Сам Гарленд — одна из наиболее интересных и противоречивых фигур в американской литературе рубежа XIX-XX веков. Его вклад в развитие литературы "местного колорита" и особенно в теоретическое осмысление этого явления неоспорим. Проникшись, подобно Эгглстону, идеями Тэна, Гарленд считает единственным достойным типом американской литературы "местный колорит", который, по мысли писателя, должен стать основой новой американской литературы, призванной объединить неоднородное американское общество как некая связующая сила. Импонировала Гарленду и мысль, подхваченная также Эгглстоном, о том, что задачей современной литературы было отражение правды повседневности, правды настоящего в жизни обычных людей. Отсюда идет и его отказ от изображения прошлого и иных, чуждых Америке культур, а также утверждение, что лишь человек, родившийся в том или ином регионе и досконально знающий его особенности, способен создать поистине стоящее произведение литературы о нем (1; р. 3). Как известно, это положение было очень скоро нарушено самим Гарлендом. На рубеже веков в своих популярных романтических романах он будет все дальше и дальше уходить от Среднего Запада своего детства к Дальнему Западу, который был ему незнаком и в этот период олицетворял скорее некий обобщенный образ Запада как нетронутого цивилизацией идеального мира, к поискам которого писатель обратился в самом конце века, вдруг сорвавшись с места и уехав на Клондайк — только вовсе не в поисках золота, а в погоне за ускользающей мечтой.

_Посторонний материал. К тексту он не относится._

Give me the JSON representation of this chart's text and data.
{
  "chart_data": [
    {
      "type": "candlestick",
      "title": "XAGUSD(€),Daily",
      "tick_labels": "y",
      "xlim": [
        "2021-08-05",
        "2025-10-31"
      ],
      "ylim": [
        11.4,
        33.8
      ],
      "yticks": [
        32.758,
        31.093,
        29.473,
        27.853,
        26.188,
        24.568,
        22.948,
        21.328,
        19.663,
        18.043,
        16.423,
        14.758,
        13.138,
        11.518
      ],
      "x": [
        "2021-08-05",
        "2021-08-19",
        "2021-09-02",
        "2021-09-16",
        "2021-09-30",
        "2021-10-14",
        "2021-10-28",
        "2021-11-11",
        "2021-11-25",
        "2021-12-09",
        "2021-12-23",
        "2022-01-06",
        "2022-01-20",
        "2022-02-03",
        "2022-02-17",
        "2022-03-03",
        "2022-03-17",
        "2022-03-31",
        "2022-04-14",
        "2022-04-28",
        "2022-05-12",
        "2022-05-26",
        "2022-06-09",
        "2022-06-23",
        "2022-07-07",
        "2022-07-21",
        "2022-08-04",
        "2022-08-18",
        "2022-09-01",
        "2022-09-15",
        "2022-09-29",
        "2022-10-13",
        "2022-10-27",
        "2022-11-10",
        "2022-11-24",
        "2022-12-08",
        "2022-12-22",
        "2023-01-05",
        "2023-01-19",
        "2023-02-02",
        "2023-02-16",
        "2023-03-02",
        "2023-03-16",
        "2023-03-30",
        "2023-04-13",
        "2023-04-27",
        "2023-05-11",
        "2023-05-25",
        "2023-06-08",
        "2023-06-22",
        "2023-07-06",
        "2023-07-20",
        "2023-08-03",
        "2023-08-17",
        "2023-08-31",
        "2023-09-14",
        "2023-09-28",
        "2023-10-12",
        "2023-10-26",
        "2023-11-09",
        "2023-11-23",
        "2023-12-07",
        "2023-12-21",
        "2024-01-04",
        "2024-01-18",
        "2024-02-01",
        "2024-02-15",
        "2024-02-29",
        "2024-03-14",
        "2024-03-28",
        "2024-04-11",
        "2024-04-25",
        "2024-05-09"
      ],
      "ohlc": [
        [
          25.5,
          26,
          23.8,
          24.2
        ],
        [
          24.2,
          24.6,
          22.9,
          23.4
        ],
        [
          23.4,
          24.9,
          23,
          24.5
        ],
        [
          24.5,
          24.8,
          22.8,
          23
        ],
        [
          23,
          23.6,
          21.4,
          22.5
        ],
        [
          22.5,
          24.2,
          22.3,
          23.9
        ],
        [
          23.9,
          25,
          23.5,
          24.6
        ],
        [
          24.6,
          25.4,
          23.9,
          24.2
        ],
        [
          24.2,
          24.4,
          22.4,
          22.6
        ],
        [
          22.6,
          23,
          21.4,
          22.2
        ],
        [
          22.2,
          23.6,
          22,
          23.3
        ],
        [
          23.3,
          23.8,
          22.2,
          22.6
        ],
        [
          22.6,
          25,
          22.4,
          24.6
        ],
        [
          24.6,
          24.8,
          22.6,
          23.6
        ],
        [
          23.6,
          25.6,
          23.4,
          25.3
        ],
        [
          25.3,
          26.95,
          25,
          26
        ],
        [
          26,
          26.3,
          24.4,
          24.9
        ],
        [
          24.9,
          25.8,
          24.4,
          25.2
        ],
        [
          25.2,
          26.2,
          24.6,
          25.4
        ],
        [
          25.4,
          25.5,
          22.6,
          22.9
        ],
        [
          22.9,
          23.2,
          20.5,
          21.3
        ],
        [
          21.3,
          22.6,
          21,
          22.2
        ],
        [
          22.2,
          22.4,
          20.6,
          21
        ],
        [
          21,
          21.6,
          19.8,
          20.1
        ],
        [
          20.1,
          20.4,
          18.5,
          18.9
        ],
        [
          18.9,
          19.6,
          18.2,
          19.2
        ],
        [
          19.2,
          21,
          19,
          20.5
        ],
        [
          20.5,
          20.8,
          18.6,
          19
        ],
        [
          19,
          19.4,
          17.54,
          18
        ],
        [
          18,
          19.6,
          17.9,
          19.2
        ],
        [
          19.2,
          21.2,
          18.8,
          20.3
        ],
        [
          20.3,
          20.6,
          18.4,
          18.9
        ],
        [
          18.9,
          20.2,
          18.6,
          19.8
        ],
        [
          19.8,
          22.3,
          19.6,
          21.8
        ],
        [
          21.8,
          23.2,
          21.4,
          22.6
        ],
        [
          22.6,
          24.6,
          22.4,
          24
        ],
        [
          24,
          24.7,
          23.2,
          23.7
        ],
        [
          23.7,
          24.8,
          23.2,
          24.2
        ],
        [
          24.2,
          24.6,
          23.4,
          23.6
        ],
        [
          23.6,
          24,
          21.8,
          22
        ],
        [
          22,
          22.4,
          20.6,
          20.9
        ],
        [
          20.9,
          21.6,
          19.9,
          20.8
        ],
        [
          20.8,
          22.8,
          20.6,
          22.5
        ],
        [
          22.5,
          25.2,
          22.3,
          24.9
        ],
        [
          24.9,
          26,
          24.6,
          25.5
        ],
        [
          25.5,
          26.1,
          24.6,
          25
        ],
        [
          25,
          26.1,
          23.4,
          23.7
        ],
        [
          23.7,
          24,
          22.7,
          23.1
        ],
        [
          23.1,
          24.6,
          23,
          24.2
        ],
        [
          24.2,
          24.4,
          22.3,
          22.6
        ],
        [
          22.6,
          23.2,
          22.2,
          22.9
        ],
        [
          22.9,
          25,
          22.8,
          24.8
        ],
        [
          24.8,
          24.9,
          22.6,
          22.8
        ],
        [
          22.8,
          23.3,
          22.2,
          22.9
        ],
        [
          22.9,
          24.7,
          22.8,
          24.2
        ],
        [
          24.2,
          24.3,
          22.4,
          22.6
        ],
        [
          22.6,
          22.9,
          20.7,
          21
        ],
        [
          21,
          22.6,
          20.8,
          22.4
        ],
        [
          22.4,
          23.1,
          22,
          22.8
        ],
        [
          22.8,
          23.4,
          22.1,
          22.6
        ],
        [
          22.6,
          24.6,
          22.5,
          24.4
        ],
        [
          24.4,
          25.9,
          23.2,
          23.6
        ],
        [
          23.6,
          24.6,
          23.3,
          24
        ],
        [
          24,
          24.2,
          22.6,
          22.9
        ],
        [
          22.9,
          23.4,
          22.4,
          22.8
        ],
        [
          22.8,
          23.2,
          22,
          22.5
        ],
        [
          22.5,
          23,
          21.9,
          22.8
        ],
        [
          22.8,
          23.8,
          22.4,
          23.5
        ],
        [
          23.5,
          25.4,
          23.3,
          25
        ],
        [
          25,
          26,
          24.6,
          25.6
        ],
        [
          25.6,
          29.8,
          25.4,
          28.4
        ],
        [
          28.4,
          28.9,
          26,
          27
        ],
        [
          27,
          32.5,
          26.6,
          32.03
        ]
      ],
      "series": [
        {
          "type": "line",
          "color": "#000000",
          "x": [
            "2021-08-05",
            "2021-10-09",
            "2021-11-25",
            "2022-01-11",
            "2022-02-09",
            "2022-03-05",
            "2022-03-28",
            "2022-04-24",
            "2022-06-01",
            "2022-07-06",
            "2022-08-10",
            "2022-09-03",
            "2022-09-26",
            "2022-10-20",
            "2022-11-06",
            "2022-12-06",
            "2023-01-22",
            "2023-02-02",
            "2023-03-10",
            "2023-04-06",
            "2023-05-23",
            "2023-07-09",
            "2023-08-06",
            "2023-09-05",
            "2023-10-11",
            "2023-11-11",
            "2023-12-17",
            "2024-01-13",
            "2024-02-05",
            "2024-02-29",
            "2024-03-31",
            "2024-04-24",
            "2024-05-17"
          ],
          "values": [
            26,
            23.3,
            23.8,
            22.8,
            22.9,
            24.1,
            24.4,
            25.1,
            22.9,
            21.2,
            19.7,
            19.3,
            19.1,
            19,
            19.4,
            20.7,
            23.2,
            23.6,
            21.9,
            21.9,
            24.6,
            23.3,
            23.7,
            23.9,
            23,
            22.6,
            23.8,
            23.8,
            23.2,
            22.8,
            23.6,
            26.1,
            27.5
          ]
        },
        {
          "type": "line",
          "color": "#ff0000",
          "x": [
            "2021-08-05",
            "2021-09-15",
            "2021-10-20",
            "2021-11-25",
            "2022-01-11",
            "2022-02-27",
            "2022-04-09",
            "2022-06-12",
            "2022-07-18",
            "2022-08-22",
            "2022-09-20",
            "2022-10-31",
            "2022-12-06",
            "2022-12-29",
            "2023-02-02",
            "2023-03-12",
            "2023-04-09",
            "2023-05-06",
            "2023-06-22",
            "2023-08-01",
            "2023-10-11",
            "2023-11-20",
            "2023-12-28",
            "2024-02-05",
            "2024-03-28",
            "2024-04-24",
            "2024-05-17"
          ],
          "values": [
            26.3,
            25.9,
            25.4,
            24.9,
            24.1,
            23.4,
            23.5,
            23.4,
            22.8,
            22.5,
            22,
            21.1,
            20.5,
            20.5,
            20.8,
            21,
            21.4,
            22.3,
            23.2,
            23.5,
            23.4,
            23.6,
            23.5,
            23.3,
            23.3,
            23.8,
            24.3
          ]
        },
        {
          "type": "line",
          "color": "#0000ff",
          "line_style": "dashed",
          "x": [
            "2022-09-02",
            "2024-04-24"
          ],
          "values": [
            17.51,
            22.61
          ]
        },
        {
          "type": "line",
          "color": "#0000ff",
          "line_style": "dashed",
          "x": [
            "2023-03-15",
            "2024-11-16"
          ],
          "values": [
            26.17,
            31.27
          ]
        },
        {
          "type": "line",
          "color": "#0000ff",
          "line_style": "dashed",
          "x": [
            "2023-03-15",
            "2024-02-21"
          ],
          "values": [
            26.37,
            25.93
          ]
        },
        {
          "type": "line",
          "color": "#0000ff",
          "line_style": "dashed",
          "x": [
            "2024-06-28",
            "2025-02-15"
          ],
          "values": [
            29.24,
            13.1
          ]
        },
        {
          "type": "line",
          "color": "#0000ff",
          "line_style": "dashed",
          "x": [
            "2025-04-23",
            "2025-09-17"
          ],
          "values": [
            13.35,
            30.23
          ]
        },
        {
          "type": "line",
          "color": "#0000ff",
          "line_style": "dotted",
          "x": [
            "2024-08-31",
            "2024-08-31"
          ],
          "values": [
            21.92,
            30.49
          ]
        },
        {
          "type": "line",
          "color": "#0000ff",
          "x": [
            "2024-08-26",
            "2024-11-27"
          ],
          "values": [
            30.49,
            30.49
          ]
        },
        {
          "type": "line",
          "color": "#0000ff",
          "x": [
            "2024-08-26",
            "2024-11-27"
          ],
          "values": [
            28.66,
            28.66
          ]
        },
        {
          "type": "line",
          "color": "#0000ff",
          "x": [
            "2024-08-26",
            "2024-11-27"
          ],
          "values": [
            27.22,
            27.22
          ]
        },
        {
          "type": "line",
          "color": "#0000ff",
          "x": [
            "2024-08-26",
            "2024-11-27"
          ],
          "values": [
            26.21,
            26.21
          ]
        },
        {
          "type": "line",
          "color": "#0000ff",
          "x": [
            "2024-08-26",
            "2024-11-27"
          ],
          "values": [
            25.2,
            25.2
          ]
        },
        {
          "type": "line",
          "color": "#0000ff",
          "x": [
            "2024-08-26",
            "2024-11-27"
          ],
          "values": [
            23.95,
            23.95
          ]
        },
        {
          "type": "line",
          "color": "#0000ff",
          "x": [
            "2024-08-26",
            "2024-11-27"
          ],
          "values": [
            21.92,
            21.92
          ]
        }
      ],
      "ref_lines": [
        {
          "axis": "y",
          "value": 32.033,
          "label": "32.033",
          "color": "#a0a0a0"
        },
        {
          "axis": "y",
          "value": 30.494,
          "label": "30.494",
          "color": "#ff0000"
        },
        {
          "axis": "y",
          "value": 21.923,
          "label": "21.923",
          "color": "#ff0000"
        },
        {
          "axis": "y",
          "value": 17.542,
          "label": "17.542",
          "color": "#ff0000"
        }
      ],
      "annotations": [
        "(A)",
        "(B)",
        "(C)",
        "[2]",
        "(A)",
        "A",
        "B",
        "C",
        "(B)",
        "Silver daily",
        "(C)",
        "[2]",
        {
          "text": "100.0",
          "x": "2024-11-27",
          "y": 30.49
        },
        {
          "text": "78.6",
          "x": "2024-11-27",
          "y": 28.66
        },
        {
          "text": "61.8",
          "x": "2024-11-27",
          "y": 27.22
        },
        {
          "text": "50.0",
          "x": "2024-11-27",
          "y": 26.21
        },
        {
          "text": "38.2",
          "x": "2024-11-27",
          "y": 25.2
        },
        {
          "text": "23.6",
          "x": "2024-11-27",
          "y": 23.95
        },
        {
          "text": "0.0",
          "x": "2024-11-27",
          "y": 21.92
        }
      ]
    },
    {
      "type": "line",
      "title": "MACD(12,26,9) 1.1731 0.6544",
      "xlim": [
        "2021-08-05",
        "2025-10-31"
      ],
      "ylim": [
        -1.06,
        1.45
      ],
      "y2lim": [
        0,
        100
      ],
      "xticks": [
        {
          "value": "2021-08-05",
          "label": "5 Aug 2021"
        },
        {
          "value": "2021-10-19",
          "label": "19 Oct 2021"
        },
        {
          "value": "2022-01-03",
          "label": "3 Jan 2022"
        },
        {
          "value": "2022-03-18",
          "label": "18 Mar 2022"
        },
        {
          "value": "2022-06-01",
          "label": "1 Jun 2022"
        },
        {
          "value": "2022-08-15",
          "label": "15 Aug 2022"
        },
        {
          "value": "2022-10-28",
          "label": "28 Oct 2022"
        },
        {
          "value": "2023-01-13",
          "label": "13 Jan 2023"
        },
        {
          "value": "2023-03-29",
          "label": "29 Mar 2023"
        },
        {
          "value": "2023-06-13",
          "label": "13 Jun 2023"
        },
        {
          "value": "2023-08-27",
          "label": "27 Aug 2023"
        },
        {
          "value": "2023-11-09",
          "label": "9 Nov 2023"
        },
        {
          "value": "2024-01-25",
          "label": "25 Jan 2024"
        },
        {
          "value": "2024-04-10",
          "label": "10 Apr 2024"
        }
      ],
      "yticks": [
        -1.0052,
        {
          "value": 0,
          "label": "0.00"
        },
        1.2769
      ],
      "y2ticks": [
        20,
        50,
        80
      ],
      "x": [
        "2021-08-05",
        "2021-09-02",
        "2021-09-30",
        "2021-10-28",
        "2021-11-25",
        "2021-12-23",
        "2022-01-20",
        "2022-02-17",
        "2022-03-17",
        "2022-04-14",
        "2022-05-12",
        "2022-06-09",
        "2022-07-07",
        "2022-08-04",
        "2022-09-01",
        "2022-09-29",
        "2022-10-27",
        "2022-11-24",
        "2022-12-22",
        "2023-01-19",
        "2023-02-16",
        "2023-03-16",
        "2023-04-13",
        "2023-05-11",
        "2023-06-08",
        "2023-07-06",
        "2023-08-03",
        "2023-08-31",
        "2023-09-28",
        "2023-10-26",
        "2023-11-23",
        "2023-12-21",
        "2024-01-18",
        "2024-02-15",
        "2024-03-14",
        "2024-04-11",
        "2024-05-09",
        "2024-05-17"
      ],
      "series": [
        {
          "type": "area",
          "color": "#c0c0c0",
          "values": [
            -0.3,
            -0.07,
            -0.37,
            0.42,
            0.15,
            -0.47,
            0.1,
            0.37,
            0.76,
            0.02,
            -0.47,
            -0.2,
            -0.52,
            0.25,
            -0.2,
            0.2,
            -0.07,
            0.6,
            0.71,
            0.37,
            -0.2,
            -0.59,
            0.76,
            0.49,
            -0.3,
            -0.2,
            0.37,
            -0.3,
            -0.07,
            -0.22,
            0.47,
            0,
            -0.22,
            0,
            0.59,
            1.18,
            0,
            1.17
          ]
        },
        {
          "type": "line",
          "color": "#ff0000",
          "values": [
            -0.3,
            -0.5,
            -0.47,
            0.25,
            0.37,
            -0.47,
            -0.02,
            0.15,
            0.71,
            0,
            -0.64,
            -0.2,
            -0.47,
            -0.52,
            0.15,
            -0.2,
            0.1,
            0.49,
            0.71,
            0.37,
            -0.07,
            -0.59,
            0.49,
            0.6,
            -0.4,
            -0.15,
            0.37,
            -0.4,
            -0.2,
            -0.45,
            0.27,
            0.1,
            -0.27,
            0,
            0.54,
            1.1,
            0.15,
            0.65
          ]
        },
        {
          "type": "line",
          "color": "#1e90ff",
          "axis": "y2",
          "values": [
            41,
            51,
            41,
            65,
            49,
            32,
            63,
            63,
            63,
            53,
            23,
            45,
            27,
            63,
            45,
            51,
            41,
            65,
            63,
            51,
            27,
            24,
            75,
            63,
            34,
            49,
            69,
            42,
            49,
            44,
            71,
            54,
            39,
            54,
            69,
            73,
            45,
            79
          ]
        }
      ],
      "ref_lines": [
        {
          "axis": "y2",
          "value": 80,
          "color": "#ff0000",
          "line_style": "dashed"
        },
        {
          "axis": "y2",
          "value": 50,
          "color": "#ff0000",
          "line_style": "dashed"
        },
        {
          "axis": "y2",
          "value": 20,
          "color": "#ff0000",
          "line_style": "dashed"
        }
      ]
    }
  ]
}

"Местный колорит означает, что писатель спонтанно отражает жизнь, происходящую вокруг него. Это естественное и свободное искусство. <...> Подлинно американская литература должна возникнуть из почвы и открытого воздуха и быть подобным же образом очищенной от традиции" (1; pp. 57-58), - писал Гарленд в своей знаменитой книге "Крушение кумиров". Для Гарленда регионализм, или "локализм", как он предлагает его называть, и "местный колорит" были имманентными чертами не только американской литературы, но и литературы вообще, самой ее жизнью и необходимым условием. Писатель включал в свое предельно широкое понятие "местного колорита" такие нехарактерные для типичного областничества того времени объекты, как "негра и южанина, городскую жизнь и изображение трущоб" (1; pp. 57-58), верно угадав развитие региональной американской литературы следующих десятилетий.

15 В этот период американцы не склонны резко разграничивать Средний и Дальний Запад, говоря скорее об одном "Великом Западе". Однако, происходит и характерное смешение двух идеалов Запада, один из которых в большей мере типичен для Среднего Запада, а другой остался отличительной чертой Дальнего Запада до самых последних лет существования фронтира. Первый миф, о недостижимости которого по преимуществу и писали авторы со Среднего Запада, был связан с аграрным идеалом, другой — имел более обобщенный смысл, представляя человека Запада как свободного, неподвластного законам общества, но при этом благородного героя.

17 Martin J. Harvests of Change. American Literature 1865-1914. N. Y., 1967 p. 113.

19 Howe E. W. The Story of a Country Town. Atchison, Kans., 1883, Preface.